Squirrel eating chips
A squirrel (not Brutis) enjoys some chips Getty Images

A man in Florida is facing eviction from his condominium unless he gets rid of his "emotional support" squirrel. Ryan Boylan, of Clearwater Beach, was told by Island Walk Condominiums that he would have to get rid of his pet called Brutis or leave the residence.

Boylan rescued the female squirrel after Hurricane Matthew last year. "Ever since then I mean, oh my God, I can't imagine not being around her," Boylan told reporters.

According to WFLA, the property's management discovered Brutis in April after she was chased up a tree by a dog.

A complaint filed by the condo association claimed that exotic animals are not allowed.

In July, Boylan reportedly obtained a doctor's note prescribing him an "emotional support" animal, the Orlando Weekly reported, to help PTSD he has from a car accident.

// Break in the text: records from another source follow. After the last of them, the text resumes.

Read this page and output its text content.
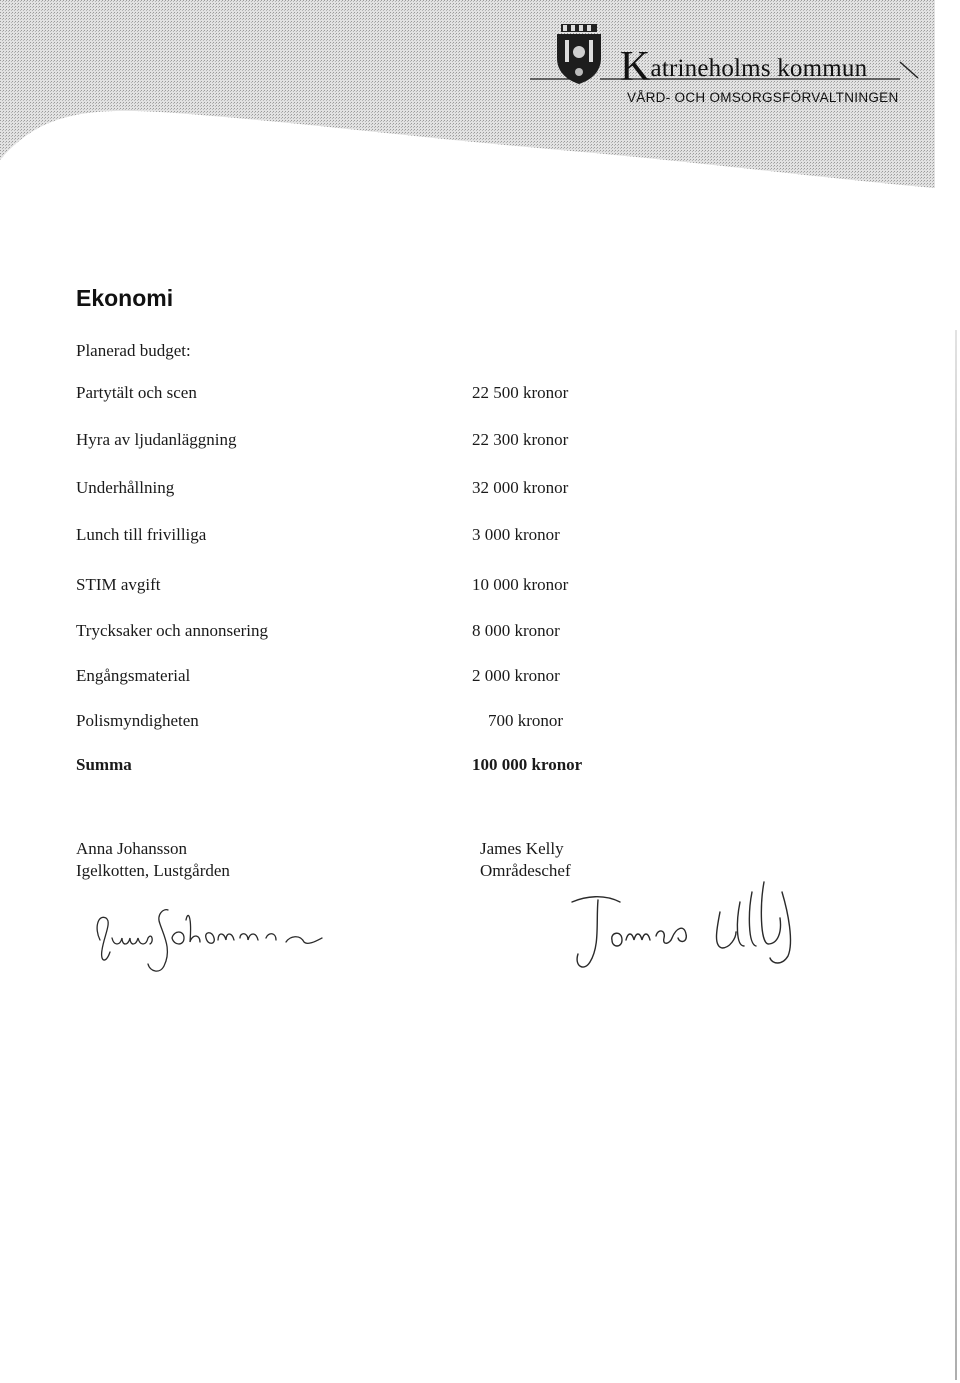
Katrineholms kommun
VÅRD- OCH OMSORGSFÖRVALTNINGEN
Ekonomi
Planerad budget:
Partytält och scen	22 500 kronor
Hyra av ljudanläggning	22 300 kronor
Underhållning	32 000 kronor
Lunch till frivilliga	3 000 kronor
STIM avgift	10 000 kronor
Trycksaker och annonsering	8 000 kronor
Engångsmaterial	2 000 kronor
Polismyndigheten	700 kronor
Summa	100 000 kronor
Anna Johansson
Igelkotten, Lustgården
James Kelly
Områdeschef
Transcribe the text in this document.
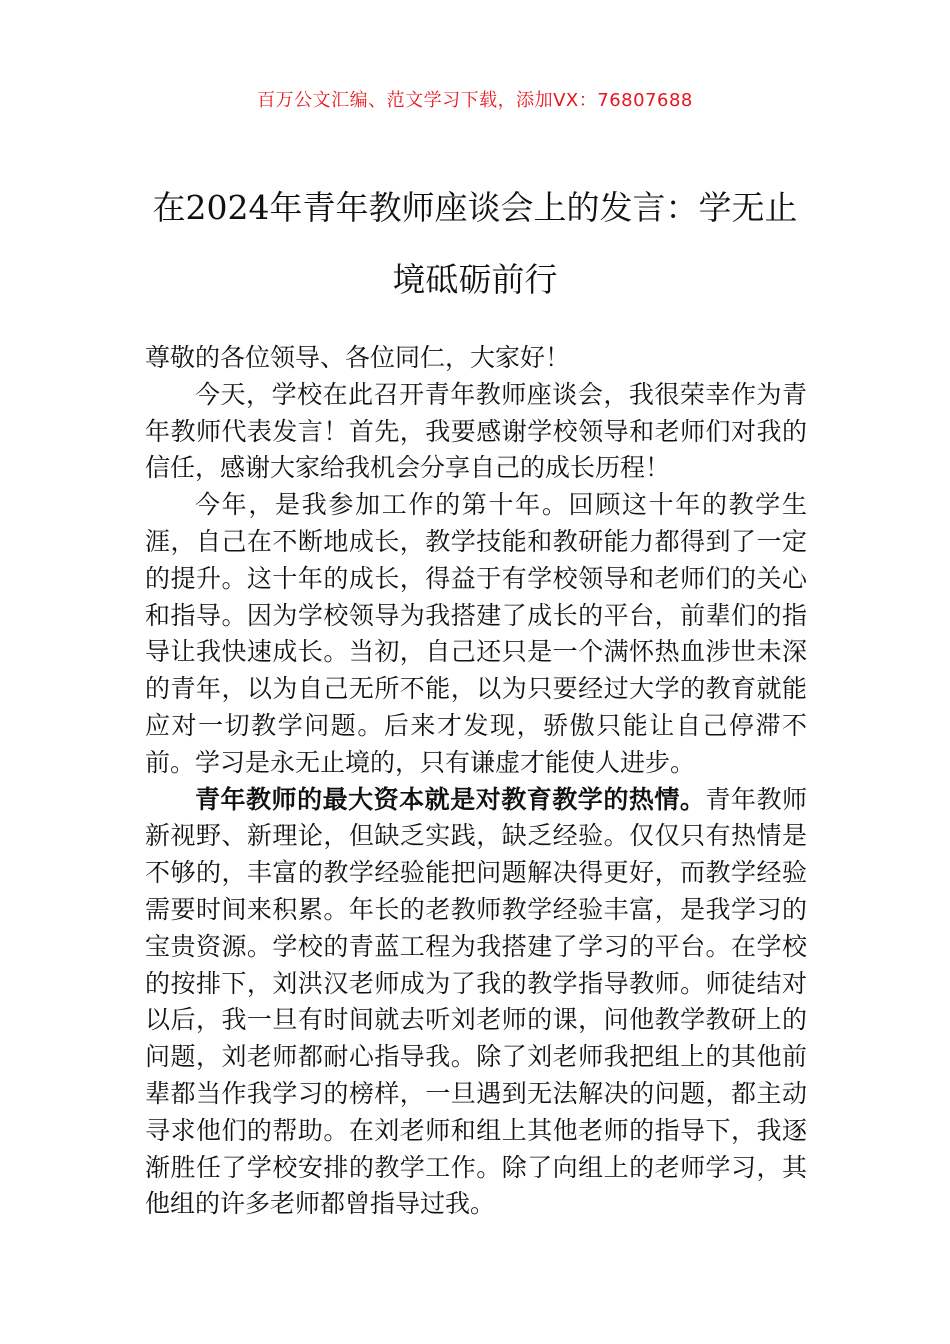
百万公文汇编、范文学习下载，添加VX：76807688
在2024年青年教师座谈会上的发言：学无止境砥砺前行

尊敬的各位领导、各位同仁，大家好！

今天，学校在此召开青年教师座谈会，我很荣幸作为青年教师代表发言！首先，我要感谢学校领导和老师们对我的信任，感谢大家给我机会分享自己的成长历程！

今年，是我参加工作的第十年。回顾这十年的教学生涯，自己在不断地成长，教学技能和教研能力都得到了一定的提升。这十年的成长，得益于有学校领导和老师们的关心和指导。因为学校领导为我搭建了成长的平台，前辈们的指导让我快速成长。当初，自己还只是一个满怀热血涉世未深的青年，以为自己无所不能，以为只要经过大学的教育就能应对一切教学问题。后来才发现，骄傲只能让自己停滞不前。学习是永无止境的，只有谦虚才能使人进步。

青年教师的最大资本就是对教育教学的热情。青年教师新视野、新理论，但缺乏实践，缺乏经验。仅仅只有热情是不够的，丰富的教学经验能把问题解决得更好，而教学经验需要时间来积累。年长的老教师教学经验丰富，是我学习的宝贵资源。学校的青蓝工程为我搭建了学习的平台。在学校的按排下，刘洪汉老师成为了我的教学指导教师。师徒结对以后，我一旦有时间就去听刘老师的课，问他教学教研上的问题，刘老师都耐心指导我。除了刘老师我把组上的其他前辈都当作我学习的榜样，一旦遇到无法解决的问题，都主动寻求他们的帮助。在刘老师和组上其他老师的指导下，我逐渐胜任了学校安排的教学工作。除了向组上的老师学习，其他组的许多老师都曾指导过我。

But attorneys say Boylan never submitted paperwork stating that Brutis was an emotional support animal until the summer. They also say he is residing in the apartment as a tenant without having applied for or obtained approval from the association.

Boylan enlisted the help of the Office of Human Rights, which sent a letter to the association on his behalf, and claimed discrimination. In the letter, the Office of Human Rights cited the Fair Housing Act, which protects emotional support animals.

Former condo official Sherry Arfa told News Channel 8 that it is a liability if something happens with the squirrel. Arfa also said she feels Brutis should be free.

"As I said if it was a gerbil or something that your grandkid had hiding under the bed, I'm sure that would be fine, but a squirrel is a wild animal," she said.

Boylan has registered Brutis under RegisterMyServiceAnimal.com, WFLA reported. His case is pending.